If it weren't for Maxwell, Hughes and others who followed, you wouldn't be able to call your friends or check your email from your wireless phone. Machine builders and systems integrators wouldn't be able to use touchscreen terminals or wireless control systems at the plant level, allowing different industrial machines to communicate with one another without massive wired networks.

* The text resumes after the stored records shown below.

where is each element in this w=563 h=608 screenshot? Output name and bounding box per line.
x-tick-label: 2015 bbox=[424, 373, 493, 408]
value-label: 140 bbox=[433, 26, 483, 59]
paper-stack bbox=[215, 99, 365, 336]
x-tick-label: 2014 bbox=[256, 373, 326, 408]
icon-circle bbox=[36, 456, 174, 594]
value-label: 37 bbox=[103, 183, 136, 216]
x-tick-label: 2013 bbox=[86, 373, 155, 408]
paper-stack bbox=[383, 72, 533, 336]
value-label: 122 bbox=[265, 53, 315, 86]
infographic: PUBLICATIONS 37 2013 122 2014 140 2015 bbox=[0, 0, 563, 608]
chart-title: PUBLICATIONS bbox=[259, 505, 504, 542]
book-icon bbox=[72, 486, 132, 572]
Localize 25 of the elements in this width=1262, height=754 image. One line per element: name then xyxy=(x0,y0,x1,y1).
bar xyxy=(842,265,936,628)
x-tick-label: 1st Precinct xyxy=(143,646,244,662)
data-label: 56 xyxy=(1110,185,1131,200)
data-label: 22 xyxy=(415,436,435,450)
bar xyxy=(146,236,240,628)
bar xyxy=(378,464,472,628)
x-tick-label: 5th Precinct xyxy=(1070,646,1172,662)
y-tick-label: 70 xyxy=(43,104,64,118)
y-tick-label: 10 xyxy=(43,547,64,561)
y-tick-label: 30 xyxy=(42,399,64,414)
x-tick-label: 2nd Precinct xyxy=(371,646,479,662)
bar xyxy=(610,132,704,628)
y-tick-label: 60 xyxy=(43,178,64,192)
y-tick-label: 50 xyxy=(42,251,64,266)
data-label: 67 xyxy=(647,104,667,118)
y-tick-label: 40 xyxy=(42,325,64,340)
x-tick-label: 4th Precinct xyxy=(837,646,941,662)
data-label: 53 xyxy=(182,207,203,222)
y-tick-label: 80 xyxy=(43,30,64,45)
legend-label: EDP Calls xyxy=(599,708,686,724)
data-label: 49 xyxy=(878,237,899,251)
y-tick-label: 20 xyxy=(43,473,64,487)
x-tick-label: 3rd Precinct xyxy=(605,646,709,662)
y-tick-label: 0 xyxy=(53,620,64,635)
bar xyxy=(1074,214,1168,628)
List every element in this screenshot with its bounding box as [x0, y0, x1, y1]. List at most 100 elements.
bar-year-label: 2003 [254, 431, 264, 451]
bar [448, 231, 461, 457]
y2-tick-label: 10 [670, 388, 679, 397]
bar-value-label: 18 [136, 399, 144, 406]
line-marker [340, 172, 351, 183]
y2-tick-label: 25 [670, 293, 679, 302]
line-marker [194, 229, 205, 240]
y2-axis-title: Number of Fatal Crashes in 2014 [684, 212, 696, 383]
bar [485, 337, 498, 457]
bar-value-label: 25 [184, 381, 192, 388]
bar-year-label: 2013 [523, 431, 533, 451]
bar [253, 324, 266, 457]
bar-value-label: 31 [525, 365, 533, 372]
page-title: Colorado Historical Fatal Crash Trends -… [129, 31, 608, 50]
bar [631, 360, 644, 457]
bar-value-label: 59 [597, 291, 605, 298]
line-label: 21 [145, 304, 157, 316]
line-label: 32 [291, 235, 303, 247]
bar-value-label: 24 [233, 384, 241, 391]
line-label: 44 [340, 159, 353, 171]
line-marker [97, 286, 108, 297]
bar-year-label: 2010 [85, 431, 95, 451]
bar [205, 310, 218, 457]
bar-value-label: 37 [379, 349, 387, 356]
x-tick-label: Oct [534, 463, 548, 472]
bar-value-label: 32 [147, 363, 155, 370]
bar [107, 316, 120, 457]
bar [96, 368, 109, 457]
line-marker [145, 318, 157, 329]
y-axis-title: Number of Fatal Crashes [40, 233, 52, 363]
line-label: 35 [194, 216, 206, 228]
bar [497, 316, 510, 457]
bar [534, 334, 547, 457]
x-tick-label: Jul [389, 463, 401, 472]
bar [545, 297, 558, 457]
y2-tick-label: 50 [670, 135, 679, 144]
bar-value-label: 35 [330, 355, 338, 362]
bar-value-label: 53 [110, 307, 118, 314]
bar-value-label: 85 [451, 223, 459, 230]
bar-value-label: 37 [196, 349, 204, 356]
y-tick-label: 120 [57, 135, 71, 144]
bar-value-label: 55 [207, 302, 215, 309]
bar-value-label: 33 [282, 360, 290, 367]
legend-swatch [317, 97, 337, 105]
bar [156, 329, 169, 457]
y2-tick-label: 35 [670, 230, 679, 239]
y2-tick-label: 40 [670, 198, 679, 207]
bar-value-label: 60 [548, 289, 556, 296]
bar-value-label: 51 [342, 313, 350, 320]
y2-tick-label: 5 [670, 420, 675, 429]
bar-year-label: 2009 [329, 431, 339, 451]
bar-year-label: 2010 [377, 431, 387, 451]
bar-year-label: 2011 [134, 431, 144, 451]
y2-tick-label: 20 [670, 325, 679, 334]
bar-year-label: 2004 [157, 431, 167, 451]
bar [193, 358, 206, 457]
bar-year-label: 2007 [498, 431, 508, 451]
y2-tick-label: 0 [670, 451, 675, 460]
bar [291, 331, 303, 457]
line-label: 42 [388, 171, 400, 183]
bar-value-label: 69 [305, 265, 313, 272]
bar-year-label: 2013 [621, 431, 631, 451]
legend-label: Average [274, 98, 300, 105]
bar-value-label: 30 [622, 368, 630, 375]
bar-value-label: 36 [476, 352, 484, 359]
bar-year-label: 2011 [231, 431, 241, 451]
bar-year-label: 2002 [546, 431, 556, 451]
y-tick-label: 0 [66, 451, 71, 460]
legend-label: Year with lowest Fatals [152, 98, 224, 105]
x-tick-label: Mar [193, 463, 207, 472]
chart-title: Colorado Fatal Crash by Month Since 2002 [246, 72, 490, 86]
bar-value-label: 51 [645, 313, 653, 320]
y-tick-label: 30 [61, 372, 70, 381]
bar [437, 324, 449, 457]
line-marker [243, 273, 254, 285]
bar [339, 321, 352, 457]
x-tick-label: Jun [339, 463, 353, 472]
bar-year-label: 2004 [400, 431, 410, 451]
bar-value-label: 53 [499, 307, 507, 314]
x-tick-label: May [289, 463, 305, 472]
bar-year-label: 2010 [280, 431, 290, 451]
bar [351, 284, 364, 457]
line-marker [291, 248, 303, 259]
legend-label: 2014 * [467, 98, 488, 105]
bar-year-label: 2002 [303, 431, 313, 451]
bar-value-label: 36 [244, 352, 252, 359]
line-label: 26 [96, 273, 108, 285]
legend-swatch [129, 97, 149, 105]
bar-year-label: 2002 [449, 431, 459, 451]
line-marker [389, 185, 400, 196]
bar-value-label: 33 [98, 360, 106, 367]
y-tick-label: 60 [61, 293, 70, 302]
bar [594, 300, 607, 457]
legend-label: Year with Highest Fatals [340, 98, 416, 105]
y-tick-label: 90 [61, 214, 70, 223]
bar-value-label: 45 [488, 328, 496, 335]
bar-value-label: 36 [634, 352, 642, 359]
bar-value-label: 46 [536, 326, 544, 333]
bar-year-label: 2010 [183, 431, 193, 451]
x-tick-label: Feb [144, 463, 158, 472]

This month, I want to feature stories our editors have written that celebrate wireless technologies that make our industry professionals' jobs more efficient.

Senior Technical Editor Dan Hebert once wrote about the wonderlands that automobile manufacturing and assembly plants can be. He said that in these plants, parts and assemblies move from station to station with little or no human intervention, and if it weren't for wireless communications, the systems at these plants would be forced to communicate via cumbersome wiring harnesses or via manual operator interactions.

Read Hebert's article "It's a Wireless World" to learn how Nissan's automobile truck assembly plant in Tennessee implemented a wireless control system upgrade to an existing conveying system.

In a Real Answers column "Which Handheld Technology Is Best?" a reader wanted to know the best way his customer's techs could interact with his machines via handheld devices. He wondered if he should be using touchscreens, self-contained keyboards, pointing devices or a combination of all of them.

We presented this question to our audience, industry leaders and other experts, and they suggested various solutions.

We also asked our audience what was best for operators who tend to multiple machines at a manufacturing process line. Would the operators benefit from having an HMI at each machine, or by carrying a handheld HMI, possibly wireless, with them? Find out what our audience suggested by visiting www.ControlDesign.com/gohmi.

The Fourth of July is America's Independence Day. But every day's a chance to celebrate our independence from being tethered to a machine.